On peut aussi craindre que cette instabilité géographique entraîne une désinsertion sociale. Alors que l’essor des transports ouvrait la promesse d’abolir la contrainte de passer son existence dans un lieu unique, l’urbanisme moderne développe en définitive le sentiment de ne plus être chez soi nulle part, et conduit de plus en plus souvent à la recherche d’un « réenracinement », à une volonté de « vivre et travailler au pays » (thème malheureusement l’objet de nauséabondes récupérations politiques). Au prétexte de réduire le monde par la vitesse, la société de masse a détruit l’espace social et les liens qui y étaient tissés.
L’hyperdéveloppement du système de transport engendre, de toute évidence, sa fragilité, sa vulnérabilité (catastrophes naturelles, accidents, fausses manœuvres, défaillances, piratage…). Tout d’abord, dans un contexte de « crise », de surendettement, d’effondrement de l’économie mondiale, de nombreux projets sont annulés par le pouvoir lui-même : LGV, routes, aéroports, métro, tramways (la commission « Mobilité 21 », partant de 80 projets, n’en retient qu’une dizaine). Douloureux constat d’échec d’un système hypertrophié. Ensuite, des luttes sont régulièrement menées avec pour objectifs de bloquer des réseaux routiers ou ferroviaires ; des grèves de routiers, cheminots ou dockers inquiètent de temps à autre le pouvoir en place. Mais elles se heurtent chaque fois à la répression, à la réduction du droit de grève au nom du droit des usagers/consommateurs, la priorité des gouvernements étant toujours en définitive de protéger le droit de propriété.

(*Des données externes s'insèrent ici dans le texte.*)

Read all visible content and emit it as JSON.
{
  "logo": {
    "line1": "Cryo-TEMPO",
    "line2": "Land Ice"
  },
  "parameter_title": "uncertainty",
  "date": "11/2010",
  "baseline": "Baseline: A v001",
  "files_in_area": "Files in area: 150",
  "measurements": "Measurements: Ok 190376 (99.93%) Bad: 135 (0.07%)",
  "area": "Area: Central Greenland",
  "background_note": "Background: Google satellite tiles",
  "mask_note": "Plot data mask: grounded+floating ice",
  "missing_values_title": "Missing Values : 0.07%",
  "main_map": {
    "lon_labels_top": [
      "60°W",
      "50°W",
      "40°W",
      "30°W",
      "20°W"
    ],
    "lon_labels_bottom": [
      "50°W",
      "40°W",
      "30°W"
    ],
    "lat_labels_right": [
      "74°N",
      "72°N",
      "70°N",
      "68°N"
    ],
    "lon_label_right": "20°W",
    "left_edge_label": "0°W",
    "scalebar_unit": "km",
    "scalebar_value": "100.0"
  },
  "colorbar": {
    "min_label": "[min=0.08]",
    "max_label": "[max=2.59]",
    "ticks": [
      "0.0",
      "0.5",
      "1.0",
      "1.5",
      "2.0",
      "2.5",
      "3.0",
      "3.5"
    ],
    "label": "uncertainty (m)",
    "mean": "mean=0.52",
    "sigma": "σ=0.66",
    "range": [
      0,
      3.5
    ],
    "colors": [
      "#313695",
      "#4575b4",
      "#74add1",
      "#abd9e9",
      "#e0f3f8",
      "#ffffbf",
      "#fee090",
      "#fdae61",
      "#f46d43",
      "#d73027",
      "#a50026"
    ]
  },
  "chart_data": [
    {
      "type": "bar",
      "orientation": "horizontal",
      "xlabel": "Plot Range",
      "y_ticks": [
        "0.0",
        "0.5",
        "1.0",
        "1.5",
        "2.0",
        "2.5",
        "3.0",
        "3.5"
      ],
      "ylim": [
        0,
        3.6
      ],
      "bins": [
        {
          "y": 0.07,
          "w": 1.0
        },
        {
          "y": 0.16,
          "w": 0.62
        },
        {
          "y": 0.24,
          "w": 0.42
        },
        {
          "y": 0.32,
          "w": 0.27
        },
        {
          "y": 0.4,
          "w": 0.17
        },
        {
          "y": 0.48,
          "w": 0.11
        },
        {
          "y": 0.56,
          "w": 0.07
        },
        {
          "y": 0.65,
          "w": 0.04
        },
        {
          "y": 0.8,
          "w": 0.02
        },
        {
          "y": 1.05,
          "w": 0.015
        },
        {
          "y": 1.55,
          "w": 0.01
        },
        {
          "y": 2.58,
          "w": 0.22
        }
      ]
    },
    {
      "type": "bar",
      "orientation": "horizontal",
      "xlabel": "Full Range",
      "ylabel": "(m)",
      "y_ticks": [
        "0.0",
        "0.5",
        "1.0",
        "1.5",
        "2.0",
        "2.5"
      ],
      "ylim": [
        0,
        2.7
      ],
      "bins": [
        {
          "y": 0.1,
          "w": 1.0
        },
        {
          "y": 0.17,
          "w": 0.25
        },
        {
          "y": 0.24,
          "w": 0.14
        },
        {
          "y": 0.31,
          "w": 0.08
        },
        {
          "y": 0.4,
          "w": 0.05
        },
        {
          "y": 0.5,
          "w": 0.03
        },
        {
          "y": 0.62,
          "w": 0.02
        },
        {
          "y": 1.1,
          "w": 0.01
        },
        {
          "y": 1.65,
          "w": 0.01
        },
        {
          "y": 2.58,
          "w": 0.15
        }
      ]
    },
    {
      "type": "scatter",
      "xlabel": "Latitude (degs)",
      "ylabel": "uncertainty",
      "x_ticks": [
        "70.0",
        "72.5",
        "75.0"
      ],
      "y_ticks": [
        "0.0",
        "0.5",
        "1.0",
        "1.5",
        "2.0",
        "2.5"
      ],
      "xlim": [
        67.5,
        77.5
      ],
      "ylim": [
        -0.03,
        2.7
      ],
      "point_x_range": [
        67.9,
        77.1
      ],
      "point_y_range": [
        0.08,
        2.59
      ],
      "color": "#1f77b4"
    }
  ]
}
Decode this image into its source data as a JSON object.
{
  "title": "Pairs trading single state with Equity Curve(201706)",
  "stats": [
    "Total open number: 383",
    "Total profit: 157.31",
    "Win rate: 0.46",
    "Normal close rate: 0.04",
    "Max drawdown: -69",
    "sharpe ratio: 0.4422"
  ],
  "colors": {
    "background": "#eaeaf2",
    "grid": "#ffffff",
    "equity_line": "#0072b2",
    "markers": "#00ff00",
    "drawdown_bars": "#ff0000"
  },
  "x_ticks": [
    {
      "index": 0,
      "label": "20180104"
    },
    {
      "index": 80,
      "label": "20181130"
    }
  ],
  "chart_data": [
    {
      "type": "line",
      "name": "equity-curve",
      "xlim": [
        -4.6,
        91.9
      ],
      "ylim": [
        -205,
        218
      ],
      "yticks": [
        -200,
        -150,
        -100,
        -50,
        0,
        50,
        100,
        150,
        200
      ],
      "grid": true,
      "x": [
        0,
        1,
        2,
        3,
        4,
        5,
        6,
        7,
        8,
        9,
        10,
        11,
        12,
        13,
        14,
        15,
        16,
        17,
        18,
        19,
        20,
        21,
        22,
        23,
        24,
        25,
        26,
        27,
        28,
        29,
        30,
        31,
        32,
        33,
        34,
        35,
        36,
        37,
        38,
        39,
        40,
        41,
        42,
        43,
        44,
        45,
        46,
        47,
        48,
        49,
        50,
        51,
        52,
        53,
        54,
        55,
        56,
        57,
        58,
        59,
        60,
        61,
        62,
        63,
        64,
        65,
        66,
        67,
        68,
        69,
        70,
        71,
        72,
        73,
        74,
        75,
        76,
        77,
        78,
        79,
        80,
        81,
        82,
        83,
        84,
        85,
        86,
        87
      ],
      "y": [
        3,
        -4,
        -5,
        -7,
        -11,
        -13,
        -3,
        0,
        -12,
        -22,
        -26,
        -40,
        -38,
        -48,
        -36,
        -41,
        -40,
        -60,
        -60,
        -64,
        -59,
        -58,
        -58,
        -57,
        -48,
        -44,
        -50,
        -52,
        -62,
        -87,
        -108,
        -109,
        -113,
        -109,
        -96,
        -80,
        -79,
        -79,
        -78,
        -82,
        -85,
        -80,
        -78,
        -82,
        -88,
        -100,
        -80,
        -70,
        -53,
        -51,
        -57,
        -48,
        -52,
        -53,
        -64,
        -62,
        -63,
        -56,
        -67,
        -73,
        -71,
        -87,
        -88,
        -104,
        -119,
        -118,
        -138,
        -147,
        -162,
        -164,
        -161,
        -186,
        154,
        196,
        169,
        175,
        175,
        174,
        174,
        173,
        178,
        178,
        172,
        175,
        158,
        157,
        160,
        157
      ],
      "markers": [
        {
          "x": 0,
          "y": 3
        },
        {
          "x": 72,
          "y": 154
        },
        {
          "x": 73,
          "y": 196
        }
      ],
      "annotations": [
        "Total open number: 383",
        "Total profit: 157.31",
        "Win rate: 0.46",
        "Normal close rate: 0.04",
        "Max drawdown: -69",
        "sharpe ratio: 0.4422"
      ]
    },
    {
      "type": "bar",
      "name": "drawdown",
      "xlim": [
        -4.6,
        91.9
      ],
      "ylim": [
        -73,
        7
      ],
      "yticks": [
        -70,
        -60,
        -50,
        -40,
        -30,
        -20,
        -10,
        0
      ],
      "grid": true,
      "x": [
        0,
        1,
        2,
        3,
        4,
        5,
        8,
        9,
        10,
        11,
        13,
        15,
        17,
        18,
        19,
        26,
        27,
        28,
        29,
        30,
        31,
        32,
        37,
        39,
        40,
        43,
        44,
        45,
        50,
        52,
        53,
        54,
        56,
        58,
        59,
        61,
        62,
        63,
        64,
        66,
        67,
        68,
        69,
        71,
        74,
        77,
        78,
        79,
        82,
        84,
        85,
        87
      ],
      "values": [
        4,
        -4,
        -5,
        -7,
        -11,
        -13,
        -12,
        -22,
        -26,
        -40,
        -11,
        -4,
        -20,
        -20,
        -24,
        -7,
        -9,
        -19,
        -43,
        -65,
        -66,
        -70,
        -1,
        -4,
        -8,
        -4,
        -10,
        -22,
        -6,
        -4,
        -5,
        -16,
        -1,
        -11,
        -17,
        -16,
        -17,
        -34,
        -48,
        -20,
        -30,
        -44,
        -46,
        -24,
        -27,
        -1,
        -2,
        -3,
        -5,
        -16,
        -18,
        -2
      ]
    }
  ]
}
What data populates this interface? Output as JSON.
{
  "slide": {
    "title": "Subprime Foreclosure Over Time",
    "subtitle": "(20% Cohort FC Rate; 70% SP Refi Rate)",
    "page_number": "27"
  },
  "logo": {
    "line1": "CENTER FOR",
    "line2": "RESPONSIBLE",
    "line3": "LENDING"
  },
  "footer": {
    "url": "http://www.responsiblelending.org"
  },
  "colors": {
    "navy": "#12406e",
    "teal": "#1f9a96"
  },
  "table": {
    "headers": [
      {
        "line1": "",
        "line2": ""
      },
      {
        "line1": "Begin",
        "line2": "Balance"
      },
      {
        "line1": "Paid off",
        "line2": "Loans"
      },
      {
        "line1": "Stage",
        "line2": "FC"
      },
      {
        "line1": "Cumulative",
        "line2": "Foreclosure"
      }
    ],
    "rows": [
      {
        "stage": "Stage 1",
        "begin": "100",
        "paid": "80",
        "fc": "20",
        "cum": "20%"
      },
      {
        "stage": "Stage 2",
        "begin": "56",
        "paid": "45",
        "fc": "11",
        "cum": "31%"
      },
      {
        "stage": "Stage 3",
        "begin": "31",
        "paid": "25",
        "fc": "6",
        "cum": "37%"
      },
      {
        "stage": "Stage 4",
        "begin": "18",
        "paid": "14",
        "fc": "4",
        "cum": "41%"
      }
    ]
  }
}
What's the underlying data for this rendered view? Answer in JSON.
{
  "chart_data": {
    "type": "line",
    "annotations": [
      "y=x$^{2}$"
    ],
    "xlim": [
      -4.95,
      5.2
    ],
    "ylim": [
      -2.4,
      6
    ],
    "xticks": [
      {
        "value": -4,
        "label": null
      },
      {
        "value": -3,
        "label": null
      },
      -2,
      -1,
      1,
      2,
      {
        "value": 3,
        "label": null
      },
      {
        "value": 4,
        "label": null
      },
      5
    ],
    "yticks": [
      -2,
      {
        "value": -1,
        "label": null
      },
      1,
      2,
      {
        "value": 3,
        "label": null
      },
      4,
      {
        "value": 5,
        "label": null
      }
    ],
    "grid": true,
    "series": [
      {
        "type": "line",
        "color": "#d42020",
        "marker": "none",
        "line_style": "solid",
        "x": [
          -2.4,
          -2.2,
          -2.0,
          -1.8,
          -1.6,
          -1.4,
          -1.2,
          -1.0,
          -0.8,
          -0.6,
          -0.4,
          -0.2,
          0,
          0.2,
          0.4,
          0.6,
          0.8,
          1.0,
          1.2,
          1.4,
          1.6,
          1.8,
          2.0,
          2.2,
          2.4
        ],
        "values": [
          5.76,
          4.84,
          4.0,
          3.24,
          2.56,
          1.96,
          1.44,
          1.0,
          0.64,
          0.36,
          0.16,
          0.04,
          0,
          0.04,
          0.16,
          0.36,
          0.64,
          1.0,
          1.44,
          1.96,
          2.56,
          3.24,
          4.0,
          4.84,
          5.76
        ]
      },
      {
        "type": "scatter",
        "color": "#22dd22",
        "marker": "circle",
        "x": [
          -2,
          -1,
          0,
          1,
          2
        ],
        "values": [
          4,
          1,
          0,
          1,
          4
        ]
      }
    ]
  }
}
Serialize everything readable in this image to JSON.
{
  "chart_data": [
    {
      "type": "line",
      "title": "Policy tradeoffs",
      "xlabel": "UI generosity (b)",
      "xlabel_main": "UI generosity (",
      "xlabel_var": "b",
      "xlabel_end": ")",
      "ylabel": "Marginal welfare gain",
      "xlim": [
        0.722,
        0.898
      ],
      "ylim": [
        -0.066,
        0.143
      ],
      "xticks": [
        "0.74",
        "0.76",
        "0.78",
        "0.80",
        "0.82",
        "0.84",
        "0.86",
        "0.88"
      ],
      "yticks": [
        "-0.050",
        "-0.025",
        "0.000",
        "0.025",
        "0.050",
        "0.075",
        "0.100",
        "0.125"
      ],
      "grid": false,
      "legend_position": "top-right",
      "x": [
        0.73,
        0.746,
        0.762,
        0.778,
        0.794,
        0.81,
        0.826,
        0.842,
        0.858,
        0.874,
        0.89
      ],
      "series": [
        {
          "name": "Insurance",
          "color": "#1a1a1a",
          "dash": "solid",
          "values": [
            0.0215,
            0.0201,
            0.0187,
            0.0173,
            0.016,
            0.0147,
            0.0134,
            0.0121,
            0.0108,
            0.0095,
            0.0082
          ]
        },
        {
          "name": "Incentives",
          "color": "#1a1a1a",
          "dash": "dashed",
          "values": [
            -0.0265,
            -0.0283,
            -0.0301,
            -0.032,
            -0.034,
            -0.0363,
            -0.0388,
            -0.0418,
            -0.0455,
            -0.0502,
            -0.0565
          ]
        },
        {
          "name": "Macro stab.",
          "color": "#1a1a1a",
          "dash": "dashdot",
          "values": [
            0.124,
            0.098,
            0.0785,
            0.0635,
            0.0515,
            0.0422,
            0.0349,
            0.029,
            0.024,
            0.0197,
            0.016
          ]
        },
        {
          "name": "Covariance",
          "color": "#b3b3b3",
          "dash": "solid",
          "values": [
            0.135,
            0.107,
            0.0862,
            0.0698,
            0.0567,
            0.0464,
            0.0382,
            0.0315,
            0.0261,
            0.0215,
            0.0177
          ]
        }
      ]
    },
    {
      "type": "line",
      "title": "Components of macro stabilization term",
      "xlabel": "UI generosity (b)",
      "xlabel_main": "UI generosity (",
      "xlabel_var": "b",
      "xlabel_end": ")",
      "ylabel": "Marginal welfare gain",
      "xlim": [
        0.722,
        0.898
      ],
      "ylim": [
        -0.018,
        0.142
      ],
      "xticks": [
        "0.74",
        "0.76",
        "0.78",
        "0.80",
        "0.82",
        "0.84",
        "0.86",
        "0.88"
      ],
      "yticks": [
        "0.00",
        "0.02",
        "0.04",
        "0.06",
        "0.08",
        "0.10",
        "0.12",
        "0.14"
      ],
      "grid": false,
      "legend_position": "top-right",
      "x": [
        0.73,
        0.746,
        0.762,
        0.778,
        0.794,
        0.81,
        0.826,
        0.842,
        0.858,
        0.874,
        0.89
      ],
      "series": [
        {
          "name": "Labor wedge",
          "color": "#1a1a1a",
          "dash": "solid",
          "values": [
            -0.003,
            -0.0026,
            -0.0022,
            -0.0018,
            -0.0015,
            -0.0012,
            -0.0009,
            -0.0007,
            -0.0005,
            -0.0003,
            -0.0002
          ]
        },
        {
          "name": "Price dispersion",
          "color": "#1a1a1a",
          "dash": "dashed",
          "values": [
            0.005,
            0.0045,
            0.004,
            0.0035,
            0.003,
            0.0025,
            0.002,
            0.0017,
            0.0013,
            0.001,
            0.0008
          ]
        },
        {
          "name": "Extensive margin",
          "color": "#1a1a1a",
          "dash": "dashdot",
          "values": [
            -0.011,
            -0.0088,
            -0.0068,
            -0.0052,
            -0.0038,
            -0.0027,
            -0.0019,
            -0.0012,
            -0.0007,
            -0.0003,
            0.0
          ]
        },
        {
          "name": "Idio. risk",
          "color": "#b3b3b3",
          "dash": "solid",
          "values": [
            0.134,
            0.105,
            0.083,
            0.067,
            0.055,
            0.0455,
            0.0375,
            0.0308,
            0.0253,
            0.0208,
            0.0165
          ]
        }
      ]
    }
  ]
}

Quelles que soient les perceptions de chacun sur ces sujets, il n’y a aucune perspective possible sans la réappropriation non seulement de l’espace mais de tout ce qui concerne notre vie quotidienne (outils de production, moyens de subsistance) pour créer un cadre de vie à échelle humaine propre à réhabiliter la convivialité, l’unité de la vie (habiter, travailler, s’instruire, se détendre, communiquer…). Ce qui suppose de sortir du capitalisme et de l’état. ça pourra prendre différentes formes, mais ça s’appelle une révolution sociale.